Jum'at, 01/05/2026 15:12 WIB
Tokyo, Jurnas.com - Kebijakan Jepang yang melonggarkan aturan ekspor senjata membuka peluang bagi Tokyo untuk memasok peralatan militer guna membantu Ukraina melawan invasi Rusia.
Duta Besar Ukraina untuk Jepang, Yurii Lutovinov, menyebut langkah ini sebagai kemajuan teoritis yang sangat besar bagi hubungan pertahanan kedua negara.
Perdana Menteri Sanae Takaichi resmi melonggarkan aturan ekspor pekan lalu, yang menandai pergeseran lebih jauh Jepang pasca-Perang Dunia Kedua. Meskipun aturan baru tetap mengontrol ekspor ke zona konflik, terdapat pengecualian bagi pengiriman yang dianggap mendukung kepentingan keamanan Tokyo.

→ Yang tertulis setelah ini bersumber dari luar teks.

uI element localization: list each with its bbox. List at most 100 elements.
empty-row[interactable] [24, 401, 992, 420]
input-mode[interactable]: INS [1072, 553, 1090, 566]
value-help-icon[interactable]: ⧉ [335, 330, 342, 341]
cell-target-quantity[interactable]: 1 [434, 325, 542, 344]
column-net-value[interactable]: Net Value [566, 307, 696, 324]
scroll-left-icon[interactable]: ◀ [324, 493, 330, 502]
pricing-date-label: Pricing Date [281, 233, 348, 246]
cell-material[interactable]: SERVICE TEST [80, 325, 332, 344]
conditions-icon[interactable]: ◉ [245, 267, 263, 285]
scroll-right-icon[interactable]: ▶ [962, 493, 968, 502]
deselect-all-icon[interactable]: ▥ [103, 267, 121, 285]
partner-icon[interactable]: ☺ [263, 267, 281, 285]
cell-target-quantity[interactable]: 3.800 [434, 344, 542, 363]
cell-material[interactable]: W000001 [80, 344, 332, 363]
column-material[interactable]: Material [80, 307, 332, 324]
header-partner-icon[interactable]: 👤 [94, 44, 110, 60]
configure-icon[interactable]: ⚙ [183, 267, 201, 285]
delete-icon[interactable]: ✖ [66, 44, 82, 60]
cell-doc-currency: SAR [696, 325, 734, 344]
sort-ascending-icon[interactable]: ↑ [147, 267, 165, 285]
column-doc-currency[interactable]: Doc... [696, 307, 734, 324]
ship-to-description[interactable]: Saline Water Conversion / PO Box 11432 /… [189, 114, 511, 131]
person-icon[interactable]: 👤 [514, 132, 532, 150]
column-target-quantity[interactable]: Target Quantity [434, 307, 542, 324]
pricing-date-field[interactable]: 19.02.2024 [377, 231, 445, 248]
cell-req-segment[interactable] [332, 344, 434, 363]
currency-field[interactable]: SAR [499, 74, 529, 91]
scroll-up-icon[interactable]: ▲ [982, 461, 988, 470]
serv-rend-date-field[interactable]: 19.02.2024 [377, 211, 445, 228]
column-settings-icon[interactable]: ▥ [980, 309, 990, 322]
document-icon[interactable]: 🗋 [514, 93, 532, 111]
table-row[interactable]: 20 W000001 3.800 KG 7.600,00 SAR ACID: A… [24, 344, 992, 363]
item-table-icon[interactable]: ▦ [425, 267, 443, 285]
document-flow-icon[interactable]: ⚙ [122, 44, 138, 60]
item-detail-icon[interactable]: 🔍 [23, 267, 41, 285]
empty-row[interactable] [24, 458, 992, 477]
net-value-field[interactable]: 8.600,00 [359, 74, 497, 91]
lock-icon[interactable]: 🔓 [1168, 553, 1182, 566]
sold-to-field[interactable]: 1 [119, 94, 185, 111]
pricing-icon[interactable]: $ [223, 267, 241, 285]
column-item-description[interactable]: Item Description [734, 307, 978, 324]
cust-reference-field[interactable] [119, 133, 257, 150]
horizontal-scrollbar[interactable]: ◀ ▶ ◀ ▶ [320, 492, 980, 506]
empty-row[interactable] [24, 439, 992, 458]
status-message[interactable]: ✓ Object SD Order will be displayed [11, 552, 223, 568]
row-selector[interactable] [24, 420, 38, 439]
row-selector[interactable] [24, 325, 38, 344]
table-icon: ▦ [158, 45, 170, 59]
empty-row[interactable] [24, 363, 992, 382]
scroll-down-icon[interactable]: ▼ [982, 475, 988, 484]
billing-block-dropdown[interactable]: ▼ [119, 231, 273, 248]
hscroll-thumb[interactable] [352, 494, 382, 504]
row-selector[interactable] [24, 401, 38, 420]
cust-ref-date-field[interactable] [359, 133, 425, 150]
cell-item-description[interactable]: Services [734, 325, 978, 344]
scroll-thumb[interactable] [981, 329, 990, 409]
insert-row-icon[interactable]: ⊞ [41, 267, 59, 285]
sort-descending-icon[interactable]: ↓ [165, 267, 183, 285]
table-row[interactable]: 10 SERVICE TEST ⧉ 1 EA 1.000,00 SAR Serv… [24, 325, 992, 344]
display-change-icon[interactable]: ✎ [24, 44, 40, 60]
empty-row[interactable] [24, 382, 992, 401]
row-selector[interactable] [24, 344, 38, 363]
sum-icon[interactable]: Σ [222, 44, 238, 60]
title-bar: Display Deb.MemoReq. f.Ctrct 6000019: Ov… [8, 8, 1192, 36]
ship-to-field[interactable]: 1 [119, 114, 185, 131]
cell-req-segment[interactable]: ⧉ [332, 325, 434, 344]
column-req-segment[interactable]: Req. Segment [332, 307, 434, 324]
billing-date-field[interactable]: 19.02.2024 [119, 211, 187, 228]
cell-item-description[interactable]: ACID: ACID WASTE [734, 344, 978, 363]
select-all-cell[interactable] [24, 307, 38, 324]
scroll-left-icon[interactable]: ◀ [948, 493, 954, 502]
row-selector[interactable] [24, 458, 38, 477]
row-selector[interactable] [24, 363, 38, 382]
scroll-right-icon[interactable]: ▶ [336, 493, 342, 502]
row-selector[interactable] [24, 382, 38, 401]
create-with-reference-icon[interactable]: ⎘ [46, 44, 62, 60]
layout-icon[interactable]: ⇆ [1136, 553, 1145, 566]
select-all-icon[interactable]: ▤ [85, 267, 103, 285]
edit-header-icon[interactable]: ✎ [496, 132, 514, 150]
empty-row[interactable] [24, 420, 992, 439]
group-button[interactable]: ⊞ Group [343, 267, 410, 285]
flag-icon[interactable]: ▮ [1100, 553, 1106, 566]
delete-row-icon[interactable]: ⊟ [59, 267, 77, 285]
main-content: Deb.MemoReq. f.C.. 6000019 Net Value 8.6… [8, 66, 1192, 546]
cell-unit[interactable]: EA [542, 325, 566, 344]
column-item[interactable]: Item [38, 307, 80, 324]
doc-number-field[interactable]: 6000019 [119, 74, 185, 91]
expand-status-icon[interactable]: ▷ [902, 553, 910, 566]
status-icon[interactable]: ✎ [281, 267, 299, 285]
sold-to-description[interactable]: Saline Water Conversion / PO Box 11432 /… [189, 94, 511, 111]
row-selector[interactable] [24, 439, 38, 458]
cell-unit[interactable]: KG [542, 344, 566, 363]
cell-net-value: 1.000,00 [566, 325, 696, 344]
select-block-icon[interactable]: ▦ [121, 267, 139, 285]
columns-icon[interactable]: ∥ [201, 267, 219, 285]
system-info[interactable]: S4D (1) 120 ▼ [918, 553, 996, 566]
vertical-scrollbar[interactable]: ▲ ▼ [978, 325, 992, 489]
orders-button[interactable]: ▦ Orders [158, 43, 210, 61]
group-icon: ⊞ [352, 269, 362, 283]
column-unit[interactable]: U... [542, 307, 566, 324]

“Ini memungkinkan kita untuk berbicara. Secara teoritis, ini adalah langkah maju yang sangat besar,” kata Lutovinov dikutip dari Reuters pada Jumat (1/5).
Ukraina kini berharap dapat menarik investasi Jepang, terutama untuk pengembangan sistem pertahanan udara guna mengurangi ketergantungan pada rudal Patriot buatan AS yang kian menipis.
Lutovinov menekankan bahwa negaranya memiliki kapasitas industri namun membutuhkan dukungan finansial. Ia juga melihat potensi kolaborasi teknologi antara komponen elektronik canggih Jepang dengan pengalaman tempur Ukraina dalam penggunaan drone.
“Kami bukan negara yang hanya ingin meminta. Kami adalah negara yang juga akan memberi. Teknologi Jepang dan pengalaman Ukraina, jika kita menyatukannya, akan menjadi produk kelas atas,” dia menambahkan.
Selain pembicaraan bilateral, Ukraina juga mendiskusikan kemungkinan Jepang berkontribusi dalam program PURL milik NATO, yang mendanai pembelian peralatan militer.
Lutovinov meyakini bahwa keterlibatan Jepang di Ukraina sangat krusial bagi keamanan kawasan Indo-Pasifik, mengingat posisi Jepang yang berdekatan dengan Taiwan.
“Jika Ukraina jatuh, itu akan menjadi efek domino yang besar. Itulah mengapa Indo-Pasifik dan benua Eropa tidak dapat dipisahkan dari sudut pandang keamanan kita,” ujar dia.
Meskipun PM Takaichi belum memberikan indikasi publik terkait dukungan ekspor senjata ke Kyiv, pemerintahannya dijadwalkan meluncurkan strategi pertahanan tahun ini.
Strategi tersebut diperkirakan akan meningkatkan pengadaan drone udara, laut, dan darat, jenis persenjataan yang telah terbukti efektif digunakan Ukraina dalam memukul mundur serangan Rusia.